The rise of the quarter-life crisis

In my last blog, I wrote about the concept of a mid-life crisis, and how this is a real phenomenon that comes out of a process called ‘individuation’. In this blog, I want to think about another life stage crisis that has been gaining headlines over the past couple of years, and that is the Quarter-Life Crisis.

Quarter-life crisis

Recent research from LinkedIn has pointed to the idea of a ‘quarter-life crisis’, as increasing numbers of people in their late 20s to 30s report feelings of anxiety about their life direction. In this research, it appears to be mainly manifest in issues with finding the right career, or frustrations with working life.

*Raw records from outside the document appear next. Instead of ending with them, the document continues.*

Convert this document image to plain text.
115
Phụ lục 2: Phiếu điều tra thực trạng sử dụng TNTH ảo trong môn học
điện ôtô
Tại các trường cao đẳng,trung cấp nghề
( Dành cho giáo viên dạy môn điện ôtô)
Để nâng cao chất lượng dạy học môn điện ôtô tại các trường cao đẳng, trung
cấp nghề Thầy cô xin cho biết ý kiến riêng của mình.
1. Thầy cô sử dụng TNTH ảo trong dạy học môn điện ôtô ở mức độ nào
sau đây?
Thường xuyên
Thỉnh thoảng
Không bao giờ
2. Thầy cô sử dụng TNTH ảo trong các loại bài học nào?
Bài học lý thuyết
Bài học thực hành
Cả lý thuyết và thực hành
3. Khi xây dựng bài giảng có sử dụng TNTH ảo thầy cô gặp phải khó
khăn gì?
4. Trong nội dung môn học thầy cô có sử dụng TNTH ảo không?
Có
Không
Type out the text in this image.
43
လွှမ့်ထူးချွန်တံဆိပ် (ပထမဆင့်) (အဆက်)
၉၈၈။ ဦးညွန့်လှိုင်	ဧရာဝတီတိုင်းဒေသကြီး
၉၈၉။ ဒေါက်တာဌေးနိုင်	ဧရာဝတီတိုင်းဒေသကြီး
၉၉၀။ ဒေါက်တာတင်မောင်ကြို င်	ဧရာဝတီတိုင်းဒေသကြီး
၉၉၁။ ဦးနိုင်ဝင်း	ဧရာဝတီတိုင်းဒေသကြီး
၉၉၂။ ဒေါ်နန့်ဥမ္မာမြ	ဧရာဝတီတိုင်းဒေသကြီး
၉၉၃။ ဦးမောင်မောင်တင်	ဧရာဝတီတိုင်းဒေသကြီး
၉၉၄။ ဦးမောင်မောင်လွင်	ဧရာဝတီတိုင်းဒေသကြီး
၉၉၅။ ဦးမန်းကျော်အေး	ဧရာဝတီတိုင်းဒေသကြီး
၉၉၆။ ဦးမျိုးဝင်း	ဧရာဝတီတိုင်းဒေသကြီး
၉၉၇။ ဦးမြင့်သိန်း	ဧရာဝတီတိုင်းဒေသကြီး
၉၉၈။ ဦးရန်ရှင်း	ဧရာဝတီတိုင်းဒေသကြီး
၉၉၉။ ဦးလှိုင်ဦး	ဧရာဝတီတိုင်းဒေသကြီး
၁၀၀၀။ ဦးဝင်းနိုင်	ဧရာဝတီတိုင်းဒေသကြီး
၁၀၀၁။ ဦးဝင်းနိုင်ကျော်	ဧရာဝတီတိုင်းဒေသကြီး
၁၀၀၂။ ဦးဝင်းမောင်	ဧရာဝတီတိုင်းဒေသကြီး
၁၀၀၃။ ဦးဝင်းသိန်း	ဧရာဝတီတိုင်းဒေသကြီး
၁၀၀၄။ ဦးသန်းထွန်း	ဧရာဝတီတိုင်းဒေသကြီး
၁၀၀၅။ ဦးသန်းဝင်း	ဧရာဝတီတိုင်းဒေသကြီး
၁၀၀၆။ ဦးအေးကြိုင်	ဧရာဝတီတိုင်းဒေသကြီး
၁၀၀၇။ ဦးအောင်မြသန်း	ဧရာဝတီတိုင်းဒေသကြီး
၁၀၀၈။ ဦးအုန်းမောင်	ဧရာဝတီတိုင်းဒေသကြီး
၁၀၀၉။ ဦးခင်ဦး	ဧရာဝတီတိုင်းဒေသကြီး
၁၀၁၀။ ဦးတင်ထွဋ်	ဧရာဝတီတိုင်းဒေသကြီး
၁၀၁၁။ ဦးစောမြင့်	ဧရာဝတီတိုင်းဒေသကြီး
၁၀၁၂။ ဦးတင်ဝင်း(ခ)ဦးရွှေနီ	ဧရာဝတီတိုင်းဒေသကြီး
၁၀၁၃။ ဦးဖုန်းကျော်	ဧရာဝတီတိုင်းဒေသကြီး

Part of this could be down to the way that the world of employment works in the 21 st century. Now that there is no such thing as a job for life, and zero-hours contracts are standard, the freedom to reinvent ourselves can become almost like a pressure to do so. Equally, many people jump into work for financial or practical reasons in their 20s and then realize a decade later that this type of work is not truly fulfilling. We now have the option and the capacity to make changes, and more of us are choosing to do so.

Work can be something that gives us our identity, and that defines who we are. Think about when we meet someone for the first time, we often ask each other what we do for a living as one of the main ways of getting to know someone. So what happens if you don’t like your job, or even if you are struggling to get employment? It can be a very anxious and unsettling feeling if we don’t have that stable source of identity.

Another issue might be that we took on employment expecting to gain financial stability as an adult, only to find that low income and job insecurity mean that traditional outcomes such as buying a home are still way out of our reach. This in turn often means that other ‘adult goals’ such as getting married and having a family are also pushed further away. Work is then not only unfulfilling, but it does not serve the intended purpose of helping us to achieve our other aims.

Living your best life

I also think that the pressures of life at this age are potentially more pronounced than they were in previous decades. Nowadays, we are invited to compare ourselves against all of our peers on a constant basis thanks to social media, and it’s no wonder that we will feel unfilled seeing others’ posts about how they are successfully ‘living their best lives’, while we are stuck at our office desk in a job that feels unfulfilling.

If you are experiencing those feelings of being unfulfilled and anxious, and unsure of what direction your life should go in, you could take a look at one of my previous blogs on the Meaning of Life, for some ideas on finding your own life values. ‘Living your best life’ should not be a pressure to achieve more than your peers, but an invitation to understand the things that are important to you and create space for them in your life. Each of us can find what it is that gives us life satisfaction as individuals, and it may not be about work or material things.

Counselling can help you to explore what it is that really matters to you, and consider your options for making positive steps towards achieving those dreams. Through self-awareness, and taking the time to understand what you want, you can understand what drives you and what is really important in your life.